Critics have suggested it is unsafe to hold the event as variants of the coronavirus spread rapidly across the globe. The U.S. Centers for Disease Control and Prevention (CDC) previously advised against visiting Japan this summer, including for fully vaccinated travelers. 

But former Jamaican track and field superstar Usain Bolt supports Japan's decision to move forward with the Summer Games.

"People have shown that the protocols put in for sports are really getting better. The NBA has been proving that, even before now, and that it can be done," Olympian Bolt told Yahoo! Sports' Jared Quay on Friday's episode of The Rush. "So, for me, I'm happy that the athletes actually got a chance to now compete because … I feel like if they put the right protocols in and everybody [follows] the rules, it shouldn't be a problem."

Bolt, 34, is a COVID-19 survivor himself. The now-father of three contracted the virus in August 2020 but said he remained asymptomatic throughout.

Not all that contract COVID are as lucky, however. As of Friday, more than 3.9 million people have died worldwide from the virus since the pandemic began, according to Johns Hopkins University.

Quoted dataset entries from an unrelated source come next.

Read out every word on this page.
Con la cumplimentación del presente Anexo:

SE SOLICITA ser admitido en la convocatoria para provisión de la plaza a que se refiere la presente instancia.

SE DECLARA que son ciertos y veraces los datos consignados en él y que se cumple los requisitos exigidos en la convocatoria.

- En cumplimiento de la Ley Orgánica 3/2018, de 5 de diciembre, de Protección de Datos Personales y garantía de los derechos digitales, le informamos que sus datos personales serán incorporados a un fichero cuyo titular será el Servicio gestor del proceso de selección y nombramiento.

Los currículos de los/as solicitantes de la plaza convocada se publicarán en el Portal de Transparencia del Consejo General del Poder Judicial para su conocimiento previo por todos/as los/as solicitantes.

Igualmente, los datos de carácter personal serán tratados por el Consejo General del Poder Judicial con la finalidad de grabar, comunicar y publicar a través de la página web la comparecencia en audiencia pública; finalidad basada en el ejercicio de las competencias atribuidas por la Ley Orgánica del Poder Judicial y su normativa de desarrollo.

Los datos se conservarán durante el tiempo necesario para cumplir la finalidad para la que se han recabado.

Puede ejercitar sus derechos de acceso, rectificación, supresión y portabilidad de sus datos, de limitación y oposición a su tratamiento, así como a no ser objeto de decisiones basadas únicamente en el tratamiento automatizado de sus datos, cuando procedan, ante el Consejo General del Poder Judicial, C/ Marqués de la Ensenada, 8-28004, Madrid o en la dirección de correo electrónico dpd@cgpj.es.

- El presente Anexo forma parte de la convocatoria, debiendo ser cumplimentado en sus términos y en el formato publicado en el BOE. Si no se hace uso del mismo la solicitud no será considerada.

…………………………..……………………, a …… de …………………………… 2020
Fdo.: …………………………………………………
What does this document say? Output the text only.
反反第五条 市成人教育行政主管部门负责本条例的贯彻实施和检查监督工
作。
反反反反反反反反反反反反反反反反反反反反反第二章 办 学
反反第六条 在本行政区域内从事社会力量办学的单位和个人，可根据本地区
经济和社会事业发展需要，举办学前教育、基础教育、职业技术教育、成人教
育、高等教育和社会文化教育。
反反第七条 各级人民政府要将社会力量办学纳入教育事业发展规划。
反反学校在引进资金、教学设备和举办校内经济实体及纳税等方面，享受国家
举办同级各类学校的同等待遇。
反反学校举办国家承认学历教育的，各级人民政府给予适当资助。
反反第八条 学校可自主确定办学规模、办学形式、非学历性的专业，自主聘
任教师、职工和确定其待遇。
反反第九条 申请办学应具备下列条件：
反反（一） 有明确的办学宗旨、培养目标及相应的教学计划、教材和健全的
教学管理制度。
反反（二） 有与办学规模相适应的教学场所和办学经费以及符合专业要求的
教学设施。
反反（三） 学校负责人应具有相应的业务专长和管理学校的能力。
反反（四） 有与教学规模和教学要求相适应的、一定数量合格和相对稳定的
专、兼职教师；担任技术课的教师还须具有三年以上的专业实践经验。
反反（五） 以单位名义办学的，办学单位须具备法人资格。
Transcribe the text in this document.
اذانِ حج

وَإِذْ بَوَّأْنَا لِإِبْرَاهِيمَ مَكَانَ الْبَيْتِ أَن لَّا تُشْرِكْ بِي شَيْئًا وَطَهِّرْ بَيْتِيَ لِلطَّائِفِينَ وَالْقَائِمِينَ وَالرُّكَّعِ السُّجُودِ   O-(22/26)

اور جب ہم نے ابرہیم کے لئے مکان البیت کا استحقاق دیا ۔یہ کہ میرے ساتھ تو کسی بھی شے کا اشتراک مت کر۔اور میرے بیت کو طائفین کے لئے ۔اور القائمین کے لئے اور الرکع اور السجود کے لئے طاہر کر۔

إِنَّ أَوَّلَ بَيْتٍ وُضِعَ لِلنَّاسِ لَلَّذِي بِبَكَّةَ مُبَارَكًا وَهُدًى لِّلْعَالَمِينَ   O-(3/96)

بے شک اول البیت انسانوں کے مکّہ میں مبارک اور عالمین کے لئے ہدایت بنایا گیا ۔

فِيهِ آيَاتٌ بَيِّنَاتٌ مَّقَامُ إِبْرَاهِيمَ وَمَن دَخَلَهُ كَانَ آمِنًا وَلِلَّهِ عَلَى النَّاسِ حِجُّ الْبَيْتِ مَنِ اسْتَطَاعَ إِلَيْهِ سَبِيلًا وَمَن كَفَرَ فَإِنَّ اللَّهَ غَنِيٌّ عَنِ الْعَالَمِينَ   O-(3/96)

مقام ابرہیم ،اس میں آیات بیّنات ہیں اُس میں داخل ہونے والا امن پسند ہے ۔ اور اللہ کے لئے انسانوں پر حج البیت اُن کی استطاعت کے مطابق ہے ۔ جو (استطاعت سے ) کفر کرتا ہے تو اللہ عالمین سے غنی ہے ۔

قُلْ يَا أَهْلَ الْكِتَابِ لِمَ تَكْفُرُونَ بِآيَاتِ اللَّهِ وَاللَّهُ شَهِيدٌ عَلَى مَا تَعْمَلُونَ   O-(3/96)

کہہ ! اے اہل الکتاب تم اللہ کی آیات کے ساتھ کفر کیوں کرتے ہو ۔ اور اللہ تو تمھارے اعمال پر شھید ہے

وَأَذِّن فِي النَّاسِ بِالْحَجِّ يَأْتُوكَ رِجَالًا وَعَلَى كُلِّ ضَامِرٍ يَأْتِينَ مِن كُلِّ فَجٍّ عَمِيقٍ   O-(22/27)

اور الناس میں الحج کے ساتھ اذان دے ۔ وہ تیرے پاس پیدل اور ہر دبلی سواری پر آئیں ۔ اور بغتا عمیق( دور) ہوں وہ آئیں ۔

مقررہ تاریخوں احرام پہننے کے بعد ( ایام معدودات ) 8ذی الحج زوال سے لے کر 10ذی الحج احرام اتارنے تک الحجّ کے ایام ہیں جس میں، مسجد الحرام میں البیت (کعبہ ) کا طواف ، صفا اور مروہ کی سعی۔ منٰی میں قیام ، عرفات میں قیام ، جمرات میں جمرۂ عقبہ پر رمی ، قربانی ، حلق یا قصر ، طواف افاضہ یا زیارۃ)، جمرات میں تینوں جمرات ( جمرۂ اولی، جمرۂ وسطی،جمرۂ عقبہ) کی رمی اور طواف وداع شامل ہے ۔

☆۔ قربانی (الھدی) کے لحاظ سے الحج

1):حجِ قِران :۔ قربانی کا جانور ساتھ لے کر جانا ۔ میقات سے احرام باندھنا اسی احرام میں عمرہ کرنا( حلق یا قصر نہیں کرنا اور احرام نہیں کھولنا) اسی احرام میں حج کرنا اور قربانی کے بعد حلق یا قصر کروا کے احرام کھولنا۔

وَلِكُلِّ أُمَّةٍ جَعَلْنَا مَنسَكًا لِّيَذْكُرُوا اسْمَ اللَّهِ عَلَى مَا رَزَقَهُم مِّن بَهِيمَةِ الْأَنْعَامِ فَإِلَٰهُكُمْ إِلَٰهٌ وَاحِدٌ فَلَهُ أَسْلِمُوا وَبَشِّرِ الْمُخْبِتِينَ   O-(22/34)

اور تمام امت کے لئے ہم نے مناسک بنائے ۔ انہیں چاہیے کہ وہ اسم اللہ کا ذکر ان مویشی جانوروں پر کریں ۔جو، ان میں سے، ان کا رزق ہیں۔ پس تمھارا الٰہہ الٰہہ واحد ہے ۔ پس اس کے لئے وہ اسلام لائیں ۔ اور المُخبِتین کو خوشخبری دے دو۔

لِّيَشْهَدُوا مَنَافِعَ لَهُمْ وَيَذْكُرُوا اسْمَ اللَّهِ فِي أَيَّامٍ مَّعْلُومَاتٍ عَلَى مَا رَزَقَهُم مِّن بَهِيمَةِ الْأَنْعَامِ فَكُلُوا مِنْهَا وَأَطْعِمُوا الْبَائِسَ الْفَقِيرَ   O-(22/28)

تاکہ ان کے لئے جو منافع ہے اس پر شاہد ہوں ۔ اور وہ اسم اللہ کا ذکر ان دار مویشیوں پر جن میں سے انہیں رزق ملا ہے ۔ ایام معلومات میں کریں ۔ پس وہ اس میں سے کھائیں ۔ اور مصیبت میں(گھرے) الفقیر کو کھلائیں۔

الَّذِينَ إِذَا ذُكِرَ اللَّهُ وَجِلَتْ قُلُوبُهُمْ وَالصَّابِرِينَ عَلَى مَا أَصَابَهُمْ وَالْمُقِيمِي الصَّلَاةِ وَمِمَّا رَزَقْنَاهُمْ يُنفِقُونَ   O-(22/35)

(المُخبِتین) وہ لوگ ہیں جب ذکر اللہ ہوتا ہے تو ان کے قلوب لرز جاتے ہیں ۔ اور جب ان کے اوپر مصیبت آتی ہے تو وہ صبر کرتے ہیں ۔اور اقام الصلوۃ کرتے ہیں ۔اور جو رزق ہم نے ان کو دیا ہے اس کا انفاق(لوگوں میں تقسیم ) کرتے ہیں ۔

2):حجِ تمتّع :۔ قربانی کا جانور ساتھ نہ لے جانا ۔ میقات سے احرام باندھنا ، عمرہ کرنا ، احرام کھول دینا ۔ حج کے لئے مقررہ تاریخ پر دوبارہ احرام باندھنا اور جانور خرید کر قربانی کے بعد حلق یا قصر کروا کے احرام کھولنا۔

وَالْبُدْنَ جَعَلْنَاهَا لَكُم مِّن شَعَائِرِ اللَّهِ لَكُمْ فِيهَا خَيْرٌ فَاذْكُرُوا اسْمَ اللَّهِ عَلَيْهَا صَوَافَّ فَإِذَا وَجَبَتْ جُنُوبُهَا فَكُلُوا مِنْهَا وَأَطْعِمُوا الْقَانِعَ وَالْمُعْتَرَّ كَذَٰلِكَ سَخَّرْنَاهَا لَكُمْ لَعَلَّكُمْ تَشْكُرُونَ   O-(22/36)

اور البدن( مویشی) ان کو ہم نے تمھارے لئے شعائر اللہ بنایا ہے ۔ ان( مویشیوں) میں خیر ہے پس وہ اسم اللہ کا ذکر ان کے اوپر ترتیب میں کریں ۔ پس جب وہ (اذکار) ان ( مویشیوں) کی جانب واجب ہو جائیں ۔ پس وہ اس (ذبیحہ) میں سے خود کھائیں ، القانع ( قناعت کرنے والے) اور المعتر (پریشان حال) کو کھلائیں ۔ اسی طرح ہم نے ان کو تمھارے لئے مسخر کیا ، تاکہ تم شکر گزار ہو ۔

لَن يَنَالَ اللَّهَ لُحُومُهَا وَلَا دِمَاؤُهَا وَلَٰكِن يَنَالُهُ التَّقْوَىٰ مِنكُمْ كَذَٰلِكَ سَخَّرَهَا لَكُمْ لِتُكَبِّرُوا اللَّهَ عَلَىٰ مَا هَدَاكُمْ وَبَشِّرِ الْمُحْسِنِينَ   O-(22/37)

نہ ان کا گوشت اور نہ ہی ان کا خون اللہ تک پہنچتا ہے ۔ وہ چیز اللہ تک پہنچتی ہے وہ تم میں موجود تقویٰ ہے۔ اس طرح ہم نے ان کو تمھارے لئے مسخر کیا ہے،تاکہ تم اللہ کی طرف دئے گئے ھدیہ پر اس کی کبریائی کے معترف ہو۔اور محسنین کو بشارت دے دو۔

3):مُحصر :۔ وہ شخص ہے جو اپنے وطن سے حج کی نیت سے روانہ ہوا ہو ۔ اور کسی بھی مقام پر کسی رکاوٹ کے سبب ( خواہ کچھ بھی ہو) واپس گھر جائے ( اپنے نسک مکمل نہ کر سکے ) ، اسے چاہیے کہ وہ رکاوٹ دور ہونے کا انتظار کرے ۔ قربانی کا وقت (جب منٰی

Japan has faced its fair share of criticism for its handling of the pandemic in recent months as the country pushes forward with plans to host the Olympics. Still, Bolt believes most athletes will have no issue following any health and safety protocols put in place.

"I think the majority will be very professional because this is what we do for a living and they're all excited to get back to compete because it got canceled last year," Bolt said. "And the fact that it's on now, people are going to be really serious and just happy to be a part of it. So, I know they'll follow the rules."

This will be Bolt's first opportunity to view the Games as a spectator since he began his Olympic career in Athens in 2004. 15 years and eight gold medals later, Bolt is looking forward to watching as many events as possible.

"For me, I never got to watch the Olympics. It was always just 'work, work' for me," he said during the Yahoo Sports segment. "So, for me, just to actually just sit and watch everything. I don't care what's on TV, I'm going to watch."

There is one particular sport Bolt is looking forward to catching, too.

"I've always wanted to watch swimming," he admitted. "I mean, Michael Phelps did some great things in the pool and all I got to see of that was replays or hear about it. It's good to just watch and get to witness it for yourself."

Naturally, Bolt's sights will nevertheless remain on track and field. He is one of many fascinated by Team USA's up-and-coming track star Sha'Carri Richardson, who already tugged on spectators' heartstrings earlier this month during the U.S. Olympic track and field trials in Eugene, Oregon.

Bolt believes Richardson brings "a different vibe to the sport," which he very much welcomes. 

"It brings a different energy to the sport," Bolt said to Quay. "She makes me laugh, just her vibe, her energy, and she has a tough story. But she's a tough cookie."

If there's one thing Bolt truly hopes to see, though, it's a broken record — as long as it's not his.

"It's good to see records breaking. Not mine though," he said during The Rush appearance with a chuckle.